Therapy school was arduous for most and expensive for all. But it was worth it right? At graduation the diploma in our hands makes it official that we are intelligent and we care about people. We are now part of community of people dedicated to the welfare of others.
The clinical community is a tribe, if you will, that shares similar values. We tend to be altruistic and rule followers, two characteristics that may create personal and/or professional dilemmas.
To truly act altruistically (unselfish regard for or devotion to the welfare of others) it may be impossible to follow the rules.
For example, in your professional judgment, a client you have been treating requires at least another week of therapy, yet insurance guidelines mandate fewer treatment hours. Now what? We went to school to practice therapy, not become insurance minions!
Herein lies the dilemma: how to be an altruistic person within a system that may value the financial bottom line over patient quality of life — a system that is broken.

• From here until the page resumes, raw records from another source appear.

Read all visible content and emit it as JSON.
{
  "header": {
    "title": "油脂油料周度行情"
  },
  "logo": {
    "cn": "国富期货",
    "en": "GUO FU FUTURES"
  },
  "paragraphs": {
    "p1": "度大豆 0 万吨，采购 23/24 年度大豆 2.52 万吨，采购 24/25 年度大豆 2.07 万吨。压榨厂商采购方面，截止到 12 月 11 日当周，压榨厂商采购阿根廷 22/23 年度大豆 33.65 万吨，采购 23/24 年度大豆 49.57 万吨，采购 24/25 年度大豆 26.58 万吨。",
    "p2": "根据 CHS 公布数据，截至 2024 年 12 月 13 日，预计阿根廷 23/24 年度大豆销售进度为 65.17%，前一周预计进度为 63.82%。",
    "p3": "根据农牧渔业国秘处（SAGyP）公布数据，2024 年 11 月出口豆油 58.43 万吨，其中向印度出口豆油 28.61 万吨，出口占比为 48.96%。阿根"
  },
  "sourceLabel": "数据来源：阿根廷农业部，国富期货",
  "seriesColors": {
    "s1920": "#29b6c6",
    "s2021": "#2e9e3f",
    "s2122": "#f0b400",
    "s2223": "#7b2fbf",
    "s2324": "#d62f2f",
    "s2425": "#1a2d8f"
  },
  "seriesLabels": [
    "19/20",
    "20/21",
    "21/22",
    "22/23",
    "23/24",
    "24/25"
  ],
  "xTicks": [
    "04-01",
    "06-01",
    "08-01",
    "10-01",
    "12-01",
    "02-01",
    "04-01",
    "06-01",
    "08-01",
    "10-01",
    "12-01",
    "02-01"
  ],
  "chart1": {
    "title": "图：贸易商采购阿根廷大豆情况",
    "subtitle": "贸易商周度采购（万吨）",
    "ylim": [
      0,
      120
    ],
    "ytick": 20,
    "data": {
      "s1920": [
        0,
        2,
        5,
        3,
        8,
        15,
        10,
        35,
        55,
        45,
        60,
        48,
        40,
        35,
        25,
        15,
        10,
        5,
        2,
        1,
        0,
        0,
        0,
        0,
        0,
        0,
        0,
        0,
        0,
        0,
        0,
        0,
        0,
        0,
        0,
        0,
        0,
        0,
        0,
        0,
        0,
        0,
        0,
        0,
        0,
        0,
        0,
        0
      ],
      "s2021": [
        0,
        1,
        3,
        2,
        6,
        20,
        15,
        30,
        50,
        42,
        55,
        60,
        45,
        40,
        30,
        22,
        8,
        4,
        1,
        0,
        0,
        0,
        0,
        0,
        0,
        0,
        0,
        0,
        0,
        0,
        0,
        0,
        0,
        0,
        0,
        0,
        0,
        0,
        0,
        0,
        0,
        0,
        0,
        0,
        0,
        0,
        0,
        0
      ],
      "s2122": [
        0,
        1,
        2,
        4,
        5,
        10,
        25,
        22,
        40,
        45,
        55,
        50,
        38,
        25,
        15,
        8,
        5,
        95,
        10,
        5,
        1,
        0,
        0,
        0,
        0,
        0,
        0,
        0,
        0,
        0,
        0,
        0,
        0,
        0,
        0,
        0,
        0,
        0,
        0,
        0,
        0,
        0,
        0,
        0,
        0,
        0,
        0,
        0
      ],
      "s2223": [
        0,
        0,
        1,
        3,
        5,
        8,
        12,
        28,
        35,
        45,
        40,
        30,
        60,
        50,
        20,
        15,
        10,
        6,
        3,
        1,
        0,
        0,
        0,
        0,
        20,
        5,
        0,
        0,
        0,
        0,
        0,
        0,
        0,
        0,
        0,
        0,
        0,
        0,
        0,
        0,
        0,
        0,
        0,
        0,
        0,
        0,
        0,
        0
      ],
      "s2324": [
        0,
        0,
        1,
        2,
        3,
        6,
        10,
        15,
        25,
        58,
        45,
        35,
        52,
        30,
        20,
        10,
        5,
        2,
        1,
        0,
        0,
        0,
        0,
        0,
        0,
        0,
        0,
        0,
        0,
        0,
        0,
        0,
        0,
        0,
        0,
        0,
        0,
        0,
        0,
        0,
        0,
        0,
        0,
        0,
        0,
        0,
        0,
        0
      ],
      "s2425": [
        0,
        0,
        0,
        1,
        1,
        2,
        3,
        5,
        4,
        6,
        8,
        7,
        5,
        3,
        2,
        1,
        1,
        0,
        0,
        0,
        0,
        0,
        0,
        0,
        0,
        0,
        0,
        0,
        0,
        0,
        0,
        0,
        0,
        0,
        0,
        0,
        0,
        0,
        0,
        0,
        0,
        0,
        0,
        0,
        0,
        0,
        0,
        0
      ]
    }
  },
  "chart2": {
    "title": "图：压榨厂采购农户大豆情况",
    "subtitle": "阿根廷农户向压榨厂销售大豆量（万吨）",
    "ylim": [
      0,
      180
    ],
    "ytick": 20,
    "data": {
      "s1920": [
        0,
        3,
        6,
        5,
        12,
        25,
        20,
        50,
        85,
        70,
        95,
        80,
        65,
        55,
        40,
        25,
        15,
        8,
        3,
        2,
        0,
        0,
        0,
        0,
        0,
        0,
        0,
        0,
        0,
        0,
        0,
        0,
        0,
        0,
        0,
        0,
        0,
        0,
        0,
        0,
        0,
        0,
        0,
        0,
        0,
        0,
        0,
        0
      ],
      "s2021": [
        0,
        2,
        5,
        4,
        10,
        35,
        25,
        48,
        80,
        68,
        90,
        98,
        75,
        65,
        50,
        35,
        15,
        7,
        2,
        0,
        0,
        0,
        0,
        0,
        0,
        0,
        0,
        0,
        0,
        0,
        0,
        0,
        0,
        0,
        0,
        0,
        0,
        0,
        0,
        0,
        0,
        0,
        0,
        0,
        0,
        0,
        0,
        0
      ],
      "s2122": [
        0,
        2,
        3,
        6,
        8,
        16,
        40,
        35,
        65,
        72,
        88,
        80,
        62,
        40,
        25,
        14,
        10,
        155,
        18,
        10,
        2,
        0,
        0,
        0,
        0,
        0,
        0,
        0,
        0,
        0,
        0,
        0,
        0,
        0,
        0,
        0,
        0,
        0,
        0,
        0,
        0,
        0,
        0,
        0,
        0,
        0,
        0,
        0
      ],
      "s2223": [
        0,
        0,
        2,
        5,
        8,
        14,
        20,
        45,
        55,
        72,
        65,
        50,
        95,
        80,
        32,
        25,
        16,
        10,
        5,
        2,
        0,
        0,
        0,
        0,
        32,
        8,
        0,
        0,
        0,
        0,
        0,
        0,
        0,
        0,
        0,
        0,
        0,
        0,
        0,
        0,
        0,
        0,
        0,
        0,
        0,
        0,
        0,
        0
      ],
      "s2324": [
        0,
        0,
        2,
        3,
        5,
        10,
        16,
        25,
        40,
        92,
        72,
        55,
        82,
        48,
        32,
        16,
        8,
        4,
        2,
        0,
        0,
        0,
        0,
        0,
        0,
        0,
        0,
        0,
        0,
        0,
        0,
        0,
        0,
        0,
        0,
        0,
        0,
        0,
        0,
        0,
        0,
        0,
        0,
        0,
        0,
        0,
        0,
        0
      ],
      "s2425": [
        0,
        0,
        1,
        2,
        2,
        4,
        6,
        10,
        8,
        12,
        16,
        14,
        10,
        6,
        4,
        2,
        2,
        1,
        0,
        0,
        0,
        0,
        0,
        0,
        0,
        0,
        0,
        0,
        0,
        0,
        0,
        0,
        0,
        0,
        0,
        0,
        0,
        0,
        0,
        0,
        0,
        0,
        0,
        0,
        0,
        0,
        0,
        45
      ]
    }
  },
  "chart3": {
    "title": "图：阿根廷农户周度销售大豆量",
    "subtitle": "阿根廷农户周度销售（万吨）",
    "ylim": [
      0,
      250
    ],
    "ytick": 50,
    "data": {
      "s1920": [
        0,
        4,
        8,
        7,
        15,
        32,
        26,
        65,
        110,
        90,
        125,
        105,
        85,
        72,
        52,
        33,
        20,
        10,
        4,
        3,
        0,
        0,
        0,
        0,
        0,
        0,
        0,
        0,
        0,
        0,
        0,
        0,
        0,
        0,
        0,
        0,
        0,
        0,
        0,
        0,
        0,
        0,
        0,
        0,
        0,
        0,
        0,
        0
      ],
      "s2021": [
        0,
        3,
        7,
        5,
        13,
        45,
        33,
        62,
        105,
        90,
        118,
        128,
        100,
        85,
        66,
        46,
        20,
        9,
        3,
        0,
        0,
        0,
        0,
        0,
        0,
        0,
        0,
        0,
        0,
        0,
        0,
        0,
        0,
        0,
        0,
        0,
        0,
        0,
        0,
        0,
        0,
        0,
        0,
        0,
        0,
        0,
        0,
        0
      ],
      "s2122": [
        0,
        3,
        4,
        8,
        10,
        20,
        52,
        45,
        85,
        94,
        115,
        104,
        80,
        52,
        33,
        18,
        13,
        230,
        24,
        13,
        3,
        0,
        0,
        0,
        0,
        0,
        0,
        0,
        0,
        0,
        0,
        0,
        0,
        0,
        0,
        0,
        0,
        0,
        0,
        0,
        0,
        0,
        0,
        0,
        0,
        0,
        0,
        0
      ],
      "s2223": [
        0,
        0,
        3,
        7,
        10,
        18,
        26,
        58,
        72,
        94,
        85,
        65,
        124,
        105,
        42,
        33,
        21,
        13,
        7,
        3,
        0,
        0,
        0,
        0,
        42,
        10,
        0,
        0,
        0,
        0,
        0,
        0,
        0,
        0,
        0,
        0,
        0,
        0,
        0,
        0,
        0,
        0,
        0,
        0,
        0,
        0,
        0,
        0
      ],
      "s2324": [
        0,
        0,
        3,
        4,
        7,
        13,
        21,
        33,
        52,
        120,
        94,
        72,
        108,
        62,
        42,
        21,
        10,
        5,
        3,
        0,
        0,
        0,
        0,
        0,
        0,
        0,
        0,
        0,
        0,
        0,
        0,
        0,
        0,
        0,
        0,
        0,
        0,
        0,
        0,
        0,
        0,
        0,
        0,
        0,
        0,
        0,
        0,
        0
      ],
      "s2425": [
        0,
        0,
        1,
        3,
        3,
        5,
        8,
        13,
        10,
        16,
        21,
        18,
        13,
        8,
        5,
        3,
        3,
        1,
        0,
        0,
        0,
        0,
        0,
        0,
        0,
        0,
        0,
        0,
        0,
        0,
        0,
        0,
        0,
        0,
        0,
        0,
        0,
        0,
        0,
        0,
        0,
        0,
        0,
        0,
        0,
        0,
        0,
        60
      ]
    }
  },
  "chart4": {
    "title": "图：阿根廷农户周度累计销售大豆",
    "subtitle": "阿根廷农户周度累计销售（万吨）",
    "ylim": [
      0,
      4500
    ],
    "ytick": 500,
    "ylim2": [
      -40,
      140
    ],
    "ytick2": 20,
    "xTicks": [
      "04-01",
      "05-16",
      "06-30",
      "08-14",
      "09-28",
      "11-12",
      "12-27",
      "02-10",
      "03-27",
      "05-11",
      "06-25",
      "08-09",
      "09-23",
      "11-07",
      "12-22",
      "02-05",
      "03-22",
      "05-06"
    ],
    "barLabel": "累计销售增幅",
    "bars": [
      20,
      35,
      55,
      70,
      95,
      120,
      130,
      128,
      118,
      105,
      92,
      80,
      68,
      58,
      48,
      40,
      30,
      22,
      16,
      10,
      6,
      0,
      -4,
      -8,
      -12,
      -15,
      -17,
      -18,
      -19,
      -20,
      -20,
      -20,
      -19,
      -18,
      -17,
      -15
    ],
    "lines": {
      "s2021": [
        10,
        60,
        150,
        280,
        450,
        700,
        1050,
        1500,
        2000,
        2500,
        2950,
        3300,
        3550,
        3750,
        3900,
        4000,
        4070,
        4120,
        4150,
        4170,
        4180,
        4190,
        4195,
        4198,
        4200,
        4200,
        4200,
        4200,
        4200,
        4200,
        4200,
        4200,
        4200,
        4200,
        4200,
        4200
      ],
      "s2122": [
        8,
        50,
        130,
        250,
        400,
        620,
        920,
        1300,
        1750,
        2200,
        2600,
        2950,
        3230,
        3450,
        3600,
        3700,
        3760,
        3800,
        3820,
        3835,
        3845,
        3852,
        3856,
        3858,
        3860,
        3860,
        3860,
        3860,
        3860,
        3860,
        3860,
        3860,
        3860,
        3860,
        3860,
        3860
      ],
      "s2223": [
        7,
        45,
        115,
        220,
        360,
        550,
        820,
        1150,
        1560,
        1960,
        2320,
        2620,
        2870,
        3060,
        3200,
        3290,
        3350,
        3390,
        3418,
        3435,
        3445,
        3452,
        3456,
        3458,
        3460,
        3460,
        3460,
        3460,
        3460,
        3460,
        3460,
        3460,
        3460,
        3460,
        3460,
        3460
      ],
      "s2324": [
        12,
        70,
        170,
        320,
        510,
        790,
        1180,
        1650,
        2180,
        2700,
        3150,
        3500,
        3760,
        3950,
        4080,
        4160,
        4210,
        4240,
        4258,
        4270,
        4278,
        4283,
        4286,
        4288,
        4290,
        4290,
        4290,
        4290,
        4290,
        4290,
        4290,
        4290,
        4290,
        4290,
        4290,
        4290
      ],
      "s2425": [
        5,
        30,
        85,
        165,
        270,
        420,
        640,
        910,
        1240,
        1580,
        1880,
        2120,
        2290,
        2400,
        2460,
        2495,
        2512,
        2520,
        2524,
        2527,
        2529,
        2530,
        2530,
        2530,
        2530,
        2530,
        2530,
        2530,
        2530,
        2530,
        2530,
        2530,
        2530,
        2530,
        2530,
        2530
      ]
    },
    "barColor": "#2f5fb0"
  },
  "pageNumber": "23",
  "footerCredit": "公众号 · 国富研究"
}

If you could change something, what would it be?
One might think the system is so big and I am just one person, what can I possibly change? This statement is a lie. It’s a lie that you need to know more than you do, or have more talent or be more connected.
You know everything you need to know and have all the resources you need to make change.
Begin with what is in front of you. What do you see too often that seems counter to patient-centered practice, arbitrary or discriminatory?
You don’t need to wait to be chosen, or wait for permission. Ask what’s worth changing and begin.
UsersFirst never asked for permission to unite the voices of clinicians, wheelchair users and lovers of wheelchair users who believe Americans have the right to mobility equipment that allows access to the lives we choose.